#1 Os padres do deserto, que são a origem do monaquismo, foram uma conseqüência do fim da era dos martírios encerrada por causa da legalização do cristianismo, transformado em religião do Império.
#2 O martírio era uma demonstração de fé em Deus que a Igreja aprovava, embora proibisse que fosse provocada intencionalmente.
#3 Com a incorporação do cristianismo ao “sistema”, acabaram as perseguições e o monaquismo foi a maneira que as pessoas encontraram para demonstrar o desapego ao mundo.
#4 O que não é uma “crítica” ao mundo (que, afinal, foi criado por Deus) mas sim ao apego exagerado ao mundo. Com a vantagem de dispensar a crueldade dos martírios (e suponho que Deus, embora valorize aqueles martírios, desaprove qualquer crueldade).
#5 Esta crítica ao apego exagerado ao mundo pode ser vivida, hoje em dia (estamos em 2019) inserida na sociedade, vivendo nas periferias sociais (tanto literal quanto metaforicamente).
#6 A falta de estrutura e o descaso administrativo e político para com as periferias é muito ruim e não merece nenhum elogio, mas sim o combate. Esta vivência religiosa nas periferias é outra coisa: a renúncia ao conformismo com o pecado.
#7 Mais precisamente: não se conformar (ao e) com o pecado, o que não implica em viver aprontando o dedo ao pecado alheio, e sim em viver e buscar viver fora das estruturas, esquemas e sistemas de pecado. Ou seja, corrigir o pecado em si e não nos outros, porque esta correção fraterna cabe à Igreja.

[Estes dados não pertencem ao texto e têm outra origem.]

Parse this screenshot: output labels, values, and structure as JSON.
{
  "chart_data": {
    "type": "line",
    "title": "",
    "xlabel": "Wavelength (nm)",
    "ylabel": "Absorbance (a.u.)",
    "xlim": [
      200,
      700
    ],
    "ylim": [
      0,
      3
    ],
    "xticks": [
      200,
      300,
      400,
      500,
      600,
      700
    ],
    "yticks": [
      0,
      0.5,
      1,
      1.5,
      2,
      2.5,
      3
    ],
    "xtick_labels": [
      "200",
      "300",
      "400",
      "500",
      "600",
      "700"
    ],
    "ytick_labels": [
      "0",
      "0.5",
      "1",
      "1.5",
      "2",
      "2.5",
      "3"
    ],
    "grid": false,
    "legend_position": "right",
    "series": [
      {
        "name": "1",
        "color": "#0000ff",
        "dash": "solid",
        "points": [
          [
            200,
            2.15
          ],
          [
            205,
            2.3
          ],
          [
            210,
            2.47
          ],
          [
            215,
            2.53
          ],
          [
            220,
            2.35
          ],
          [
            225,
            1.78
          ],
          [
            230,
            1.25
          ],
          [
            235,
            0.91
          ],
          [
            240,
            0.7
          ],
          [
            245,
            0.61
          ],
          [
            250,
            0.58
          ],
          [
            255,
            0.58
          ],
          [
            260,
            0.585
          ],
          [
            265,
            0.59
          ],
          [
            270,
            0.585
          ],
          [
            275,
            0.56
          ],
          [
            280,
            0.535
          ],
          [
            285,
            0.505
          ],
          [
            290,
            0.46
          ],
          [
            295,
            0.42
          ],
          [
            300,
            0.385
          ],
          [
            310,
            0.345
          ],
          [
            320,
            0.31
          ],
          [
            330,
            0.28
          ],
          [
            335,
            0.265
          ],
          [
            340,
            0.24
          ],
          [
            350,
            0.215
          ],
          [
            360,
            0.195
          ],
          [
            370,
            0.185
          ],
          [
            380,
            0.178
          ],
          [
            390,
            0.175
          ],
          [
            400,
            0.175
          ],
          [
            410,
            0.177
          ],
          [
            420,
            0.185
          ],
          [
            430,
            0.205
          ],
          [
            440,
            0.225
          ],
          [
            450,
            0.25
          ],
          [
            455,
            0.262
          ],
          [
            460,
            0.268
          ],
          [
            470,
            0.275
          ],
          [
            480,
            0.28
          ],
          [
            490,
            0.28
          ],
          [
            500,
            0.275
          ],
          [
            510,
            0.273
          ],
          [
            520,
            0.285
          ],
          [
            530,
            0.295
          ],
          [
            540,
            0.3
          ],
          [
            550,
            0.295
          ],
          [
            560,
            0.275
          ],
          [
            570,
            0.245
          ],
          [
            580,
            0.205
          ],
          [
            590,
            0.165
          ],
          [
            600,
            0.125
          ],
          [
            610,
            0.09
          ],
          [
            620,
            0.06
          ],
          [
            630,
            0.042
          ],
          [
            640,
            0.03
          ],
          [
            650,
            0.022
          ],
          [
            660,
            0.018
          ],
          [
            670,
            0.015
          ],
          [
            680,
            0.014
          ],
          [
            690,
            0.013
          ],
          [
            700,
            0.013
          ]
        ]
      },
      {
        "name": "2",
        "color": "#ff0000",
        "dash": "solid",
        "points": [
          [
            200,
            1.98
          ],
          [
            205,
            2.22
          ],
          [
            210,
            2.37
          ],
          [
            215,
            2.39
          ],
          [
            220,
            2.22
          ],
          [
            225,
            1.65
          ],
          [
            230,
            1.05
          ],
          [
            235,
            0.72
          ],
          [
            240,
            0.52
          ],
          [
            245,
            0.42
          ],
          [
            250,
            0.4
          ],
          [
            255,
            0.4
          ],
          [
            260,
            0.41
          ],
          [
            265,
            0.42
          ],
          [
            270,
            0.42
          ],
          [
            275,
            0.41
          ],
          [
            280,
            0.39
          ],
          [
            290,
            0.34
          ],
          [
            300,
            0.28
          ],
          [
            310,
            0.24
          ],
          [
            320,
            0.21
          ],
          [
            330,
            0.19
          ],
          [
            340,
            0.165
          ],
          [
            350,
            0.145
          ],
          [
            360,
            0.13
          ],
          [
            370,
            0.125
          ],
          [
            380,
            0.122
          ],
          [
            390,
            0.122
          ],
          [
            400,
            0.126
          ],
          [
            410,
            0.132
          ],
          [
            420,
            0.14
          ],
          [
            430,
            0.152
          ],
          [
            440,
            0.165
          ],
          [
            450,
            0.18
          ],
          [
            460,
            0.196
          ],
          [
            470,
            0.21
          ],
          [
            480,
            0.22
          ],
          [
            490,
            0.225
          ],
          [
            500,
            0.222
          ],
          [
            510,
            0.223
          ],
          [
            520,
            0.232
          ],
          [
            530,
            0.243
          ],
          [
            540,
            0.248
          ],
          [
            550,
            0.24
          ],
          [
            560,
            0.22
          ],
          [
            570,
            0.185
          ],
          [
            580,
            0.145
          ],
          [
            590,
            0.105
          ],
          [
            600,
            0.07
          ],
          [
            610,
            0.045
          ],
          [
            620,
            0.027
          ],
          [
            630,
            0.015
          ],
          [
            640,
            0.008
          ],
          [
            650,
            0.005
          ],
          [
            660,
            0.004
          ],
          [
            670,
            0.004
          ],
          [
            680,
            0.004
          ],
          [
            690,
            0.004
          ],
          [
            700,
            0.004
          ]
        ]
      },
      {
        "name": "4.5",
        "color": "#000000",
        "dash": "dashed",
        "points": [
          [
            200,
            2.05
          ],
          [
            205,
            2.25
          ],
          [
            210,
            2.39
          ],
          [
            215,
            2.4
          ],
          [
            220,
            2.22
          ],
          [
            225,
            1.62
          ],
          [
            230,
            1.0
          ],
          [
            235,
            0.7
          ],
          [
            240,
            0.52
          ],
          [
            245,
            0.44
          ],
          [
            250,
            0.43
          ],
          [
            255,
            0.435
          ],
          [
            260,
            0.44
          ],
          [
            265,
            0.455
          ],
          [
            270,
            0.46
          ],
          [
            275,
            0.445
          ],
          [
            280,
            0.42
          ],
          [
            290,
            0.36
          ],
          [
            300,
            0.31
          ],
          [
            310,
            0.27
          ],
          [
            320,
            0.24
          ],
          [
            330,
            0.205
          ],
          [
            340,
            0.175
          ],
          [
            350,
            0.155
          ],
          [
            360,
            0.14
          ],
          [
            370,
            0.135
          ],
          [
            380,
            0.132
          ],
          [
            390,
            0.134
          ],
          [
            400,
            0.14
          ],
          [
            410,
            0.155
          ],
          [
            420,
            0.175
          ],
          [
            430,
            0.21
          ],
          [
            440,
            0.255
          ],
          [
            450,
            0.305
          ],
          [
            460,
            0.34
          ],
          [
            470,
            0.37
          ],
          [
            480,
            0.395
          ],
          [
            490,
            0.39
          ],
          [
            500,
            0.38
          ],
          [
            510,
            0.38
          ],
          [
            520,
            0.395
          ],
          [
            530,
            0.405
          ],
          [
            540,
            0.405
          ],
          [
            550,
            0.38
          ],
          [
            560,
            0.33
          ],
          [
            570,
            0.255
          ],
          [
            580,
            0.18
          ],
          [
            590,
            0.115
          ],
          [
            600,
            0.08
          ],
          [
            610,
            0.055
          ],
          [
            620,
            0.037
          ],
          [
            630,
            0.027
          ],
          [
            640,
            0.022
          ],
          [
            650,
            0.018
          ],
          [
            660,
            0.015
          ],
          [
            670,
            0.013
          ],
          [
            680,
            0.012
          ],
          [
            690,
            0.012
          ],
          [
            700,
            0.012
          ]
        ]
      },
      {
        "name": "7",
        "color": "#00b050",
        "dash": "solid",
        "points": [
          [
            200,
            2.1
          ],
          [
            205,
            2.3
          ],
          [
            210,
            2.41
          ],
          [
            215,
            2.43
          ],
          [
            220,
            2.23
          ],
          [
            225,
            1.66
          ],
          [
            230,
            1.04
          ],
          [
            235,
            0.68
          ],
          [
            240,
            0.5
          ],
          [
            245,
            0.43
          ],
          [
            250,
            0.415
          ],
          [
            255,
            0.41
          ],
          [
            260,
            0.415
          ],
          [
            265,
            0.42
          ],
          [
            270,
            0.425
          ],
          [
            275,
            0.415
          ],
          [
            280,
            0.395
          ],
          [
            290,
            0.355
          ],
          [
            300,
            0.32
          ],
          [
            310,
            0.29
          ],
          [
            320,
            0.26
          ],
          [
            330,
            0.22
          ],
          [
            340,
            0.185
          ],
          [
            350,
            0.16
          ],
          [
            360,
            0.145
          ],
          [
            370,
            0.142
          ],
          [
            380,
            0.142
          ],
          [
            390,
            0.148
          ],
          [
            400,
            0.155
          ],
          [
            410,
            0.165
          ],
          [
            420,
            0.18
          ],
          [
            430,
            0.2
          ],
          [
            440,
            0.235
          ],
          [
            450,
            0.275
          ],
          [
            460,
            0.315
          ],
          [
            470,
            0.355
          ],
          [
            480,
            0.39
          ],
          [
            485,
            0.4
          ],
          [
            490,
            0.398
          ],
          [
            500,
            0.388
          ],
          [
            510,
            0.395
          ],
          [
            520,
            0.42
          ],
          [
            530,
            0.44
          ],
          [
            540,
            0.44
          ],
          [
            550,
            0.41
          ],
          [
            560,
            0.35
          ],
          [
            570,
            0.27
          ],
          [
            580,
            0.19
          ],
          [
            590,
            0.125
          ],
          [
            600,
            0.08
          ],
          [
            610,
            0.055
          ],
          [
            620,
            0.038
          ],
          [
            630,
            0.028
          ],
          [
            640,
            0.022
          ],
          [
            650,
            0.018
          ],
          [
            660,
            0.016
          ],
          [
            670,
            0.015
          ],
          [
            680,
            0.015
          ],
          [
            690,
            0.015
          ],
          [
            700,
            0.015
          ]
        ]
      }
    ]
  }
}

#8 Senão continuamos vivendo apontando os ciscos no olho alheio e cegos à trave que está no nosso olho.
#9 E, além disto, a denúncia silenciosa e inconsciente que emerge do exemplo é quase sempre mais impactante do que falar, falar e falar (porque falar, qualquer um fala).
#10 Enfim, não se trata de querer dar um exemplo, mas de agir em silêncio, e deixar que Deus fale o que, a quem, e como quiser porque nós não estamos em condições superiores uns aos outros para nós arrogarmos ser sua voz – e, sim, somos suas criaturas para ouvi-la quando ele fala.